How much can you contribute?

 

The historical limits and increases for registered retirement savings plans (RRSPs) and Defined Contribution (also known as Money Purchase) Registered Pension Plans (RPPs) are as follows:

 

Year RRSP Defined Contribution RPP
2011 $22,450 $22,970
2012 $22,970 $23,820
2013 $23,820 $24,270
2014 $24,270 $24,930
2015 $24,930 $25,370
2016 $25,370 $26,010
2017 $26,010 $26,230
2018 $26,230 $26,500
2019 $26,500 $27,230
2020 $27,230 $27,830
2021 $27,830 $29,210
2022 $29,210 TBD

« Back to top

 

Permitted CCRA Withdrawals from an RRSP

 

Home Buyers’ Plan (HBP)

  • Limits: $35,000 per participant
  • Eligibility: ‘First time home owners’
  • Repayment: Within a period of no more than 15 years following the withdrawal

Lifelong Learning Plan (LLP)

  • Limits: $10,000 per year to a maximum of $20,000 over four years
  • Eligibility: either you or your partner must be enrolled in a qualifying educational program, minimum of three months duration
  • Repayment: Within a period of no more than 10 years following the withdrawal

« Back to top

 

TFSA (Tax-Free Savings Account)

 

  • Limits: $6,000 for 2021, remaining the same as 2019 and 2020.
  • Any unused contribution room can be carried forward.
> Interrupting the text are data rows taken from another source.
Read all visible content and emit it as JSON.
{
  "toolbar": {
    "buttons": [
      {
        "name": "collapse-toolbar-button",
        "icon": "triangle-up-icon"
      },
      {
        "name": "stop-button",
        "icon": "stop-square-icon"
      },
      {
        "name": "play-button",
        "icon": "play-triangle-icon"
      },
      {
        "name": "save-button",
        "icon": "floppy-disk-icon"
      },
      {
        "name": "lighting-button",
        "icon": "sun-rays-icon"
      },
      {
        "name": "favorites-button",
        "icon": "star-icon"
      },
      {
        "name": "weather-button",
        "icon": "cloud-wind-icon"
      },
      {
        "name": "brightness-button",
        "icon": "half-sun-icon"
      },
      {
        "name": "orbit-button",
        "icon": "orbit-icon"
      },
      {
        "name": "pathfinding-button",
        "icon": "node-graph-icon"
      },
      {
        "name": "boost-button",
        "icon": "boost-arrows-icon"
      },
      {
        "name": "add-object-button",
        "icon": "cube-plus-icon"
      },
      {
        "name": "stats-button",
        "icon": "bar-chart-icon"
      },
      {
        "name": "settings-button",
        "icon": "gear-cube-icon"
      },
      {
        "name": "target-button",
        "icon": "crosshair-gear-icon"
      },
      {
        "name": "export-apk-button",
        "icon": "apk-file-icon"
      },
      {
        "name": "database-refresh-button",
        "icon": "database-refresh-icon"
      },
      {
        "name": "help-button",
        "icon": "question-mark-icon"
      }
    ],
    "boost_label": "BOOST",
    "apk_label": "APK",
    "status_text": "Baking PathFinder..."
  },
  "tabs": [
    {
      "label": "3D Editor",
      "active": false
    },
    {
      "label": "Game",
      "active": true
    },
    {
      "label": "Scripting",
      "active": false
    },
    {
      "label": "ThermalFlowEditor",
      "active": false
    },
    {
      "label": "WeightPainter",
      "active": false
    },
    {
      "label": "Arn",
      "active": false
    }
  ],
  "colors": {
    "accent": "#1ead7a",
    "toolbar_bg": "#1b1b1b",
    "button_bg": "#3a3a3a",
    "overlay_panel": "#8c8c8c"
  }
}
There is no lifetime limit on total contributions.
  • TFSA contribution room is tracked by CRA and reported on your Notice of Assessment. An income tax return MUST be filed each year to qualify for your annual amount. Even in years without reported income a tax return should be filed to qualify for your annual TFSA contribution entitlement.
  • Contributions can be made by made by Canadian residents aged 18 and over.
  • Contributions can also be made by a spouse or common-law partner, with no applicable attribution rules to either spouse.

« Back to top

 

RESP (Registered Educational Savings Plan)

 

  • Limits: No annual limits; Lifetime contribution limit of $50,000
  • CESG (Canadian Education Savings Grant) will contribute 20% on the first $2,500 of annual RESP contributions per beneficiary; lifetime maximum of $7,200
  • An RESP terminates after year 35 of inception.